How does Chicago influence your writing or writing life?

Chicago is my found place (I grew up in West Virginia) and because I found it, it has special meaning to me. I possess it in a way I possess no other place. It is the place where my life has happened from triumphs to tragedies. All of it. I do not think of it as Sandburg's or Bellows's or Dybek's. It's mine. It conforms to the geography of my heart, soul and mind. It is where I belong even when and maybe especially when I feel a stranger there.

Give a general overview of your work. What are your main concerns, ideas?
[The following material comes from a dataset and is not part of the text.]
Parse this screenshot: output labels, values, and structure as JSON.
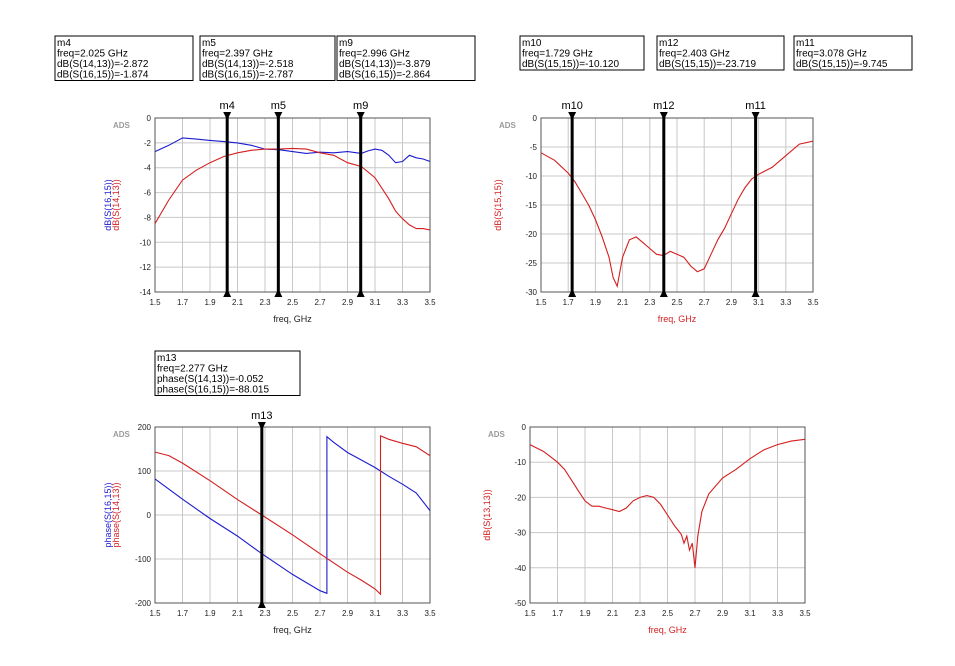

When I was a kid, my best friend and I had a train set that filled a whole room. He was the train guy. He worked with the tracks and engines and switching yard. I was more interested in the town that the train ran through and around, the houses and stores and buildings and the people who went in and out of them. I liked to make up stories about them and that's what I am still doing.

My main concerns are the lives of people, the incredibly complicated business of human relationships. Included are the truths we know somewhere inside us as well as the lies we often tell ourselves. And at the heart of it all is love: how much we need it, how hard it is to get, how easy it is to lose, how afraid we are that we'll never find it or, if we do, that we'll lose it, how essential it is to being human.

Tell us about the events that led to you writing Old Heart. What has been the most interesting?

My whole life led to it. All my relationships with women, with my children, with friends and foes and even pets, and especially with myself.

How does/do your identity/ies feed into your writing?

They are one in the same. I use writing to explore my identity and my identity in developing stories.

Tales from the pit: Do you have any lessons or anecdotes to share about the publishing process or industry that you learned while publishing Old Heart?

What I know is that everyone in the publishing business from writers to agents to editors to publishers are running scared. My observation is that they are no longer looking for reasons to publish a book; they are looking for reasons not to. Everyone is afraid of making a mistake.

How long was the writing process for Old Heart? What kind of research did you have to do? What was the most challenging part?

Seven years. I had lots of fun researching both World War II and Down's syndrome, but the length of time is really the gestation period. That's how long it seems to take for me to give birth to a book. The hardest part is the wait. That is to say, the evolution of the story, the drafts and redrafts and re-redrafts. It is also the most rewarding part in the end because through them you slowly begin to see the finished thing emerging like a form or figure from a block of granite.